Historic house in Illinois, United States

The John Taylor Snite House is an architecturally-significant house in Highland Park, Illinois, United States. It was built for John Taylor Snite, a prominent businessman and sailor.

==History==
The Snite house was built in Braeside, one of the last areas on the east side of Highland Park, Illinois to be developed. The land had been in the possession of early settlers and wasn't sold for development until the 1920s. Baird & Warner was commissioned to subdivide the property that had belonged to Charles H. Deere (son of John Deere) in 1924. The Deere Park Subdivision was created that year with strict guidelines on what kinds of residences could be built.

John Taylor and Katherine Snite purchased Lot 25 in Deere Park on January 6, 1936. Snite was the son of the founder of the Imperial Credit Corporation of Chicago. Snite would serve as Chief Financial Officer and president of the company. Snite was an avid sailor and wanted a house with a "ship room" to hold his yacht, The Bagheera, and his sailing trophies. The ship, designed by John Alden, sailed in the Bermuda Race and twice won the Chicago Yacht Club Race to Mackinac (1929 and 1932). Snite served as a sailing instructor at nearby Naval Station Great Lakes during World War II.

The house was designed by Jerome Cerny, who designed over 700 houses over his thirty-five year career. A protégé of David Adler, Cerny specialized in country houses. The Snite house was one of Cerny's first to incorporate modern design aesthetics. The house is predominantly châteauesque but includes some Art Deco and Streamline Moderne elements. The Architectural Record praised the house in 1940 for this transitional character.

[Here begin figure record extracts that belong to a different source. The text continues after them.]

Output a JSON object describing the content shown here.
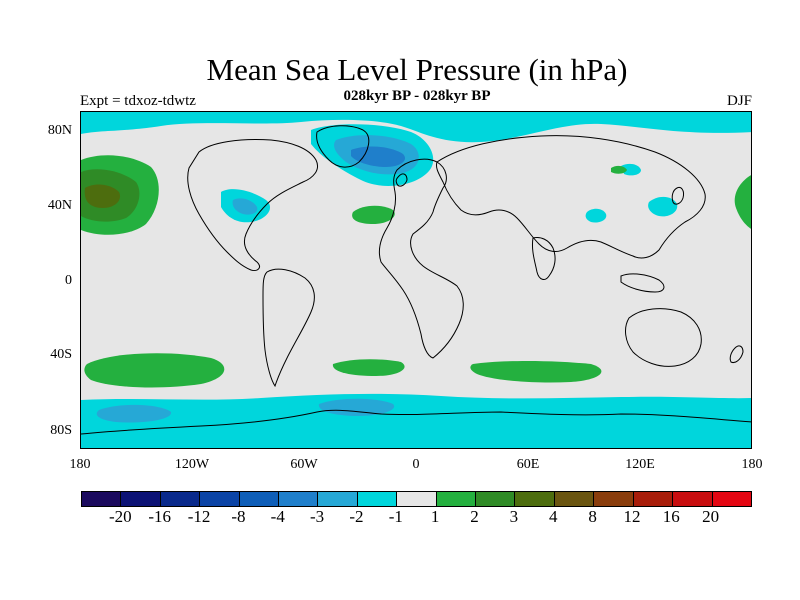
{
  "title": "Mean Sea Level Pressure (in hPa)",
  "subtitle": "028kyr BP - 028kyr BP",
  "expt": "Expt = tdxoz-tdwtz",
  "season": "DJF",
  "y_ticks": [
    "80N",
    "40N",
    "0",
    "40S",
    "80S"
  ],
  "x_ticks": [
    "180",
    "120W",
    "60W",
    "0",
    "60E",
    "120E",
    "180"
  ],
  "colorbar": {
    "labels": [
      "-20",
      "-16",
      "-12",
      "-8",
      "-4",
      "-3",
      "-2",
      "-1",
      "1",
      "2",
      "3",
      "4",
      "8",
      "12",
      "16",
      "20"
    ],
    "colors": [
      "#1b0a5e",
      "#0c1275",
      "#0a2a8c",
      "#0b44a6",
      "#0e5eb8",
      "#1f7fcb",
      "#26a8d6",
      "#00d6dc",
      "#e6e6e6",
      "#24b03f",
      "#2f8b26",
      "#4d6d0e",
      "#6a5510",
      "#8a3d0c",
      "#a81d0a",
      "#c80d0f",
      "#e40612"
    ]
  },
  "map_fill": {
    "neutral": "#e6e6e6",
    "neg_1_2": "#00d6dc",
    "neg_2_3": "#26a8d6",
    "neg_3_4": "#1f7fcb",
    "neg_4_8": "#0e5eb8",
    "pos_1_2": "#24b03f",
    "pos_2_3": "#2f8b26",
    "pos_3_4": "#4d6d0e",
    "pos_4_8": "#6a5510"
  }
}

Snite sold the house in 1947 and moved to Wilmette and Winnetka, Illinois. They then retired to La Jolla, California in 1972. The Harris family purchased the Deere Park house in 1947. R. Niesen Harris was an executive at a chemical products company and was a prominent socialite, entertaining Doris Day, Cary Grant, Louis Armstrong, and Debbie Reynolds at the house. The Harris family extended the property in 1956 and made some minor additions, including a fallout shelter. The house was recognized by the National Park Service with a listing on the National Register of Historic Places on August 19, 2003. The Bagheera, now in Portland, Maine, was similarly recognized on November 4, 2009.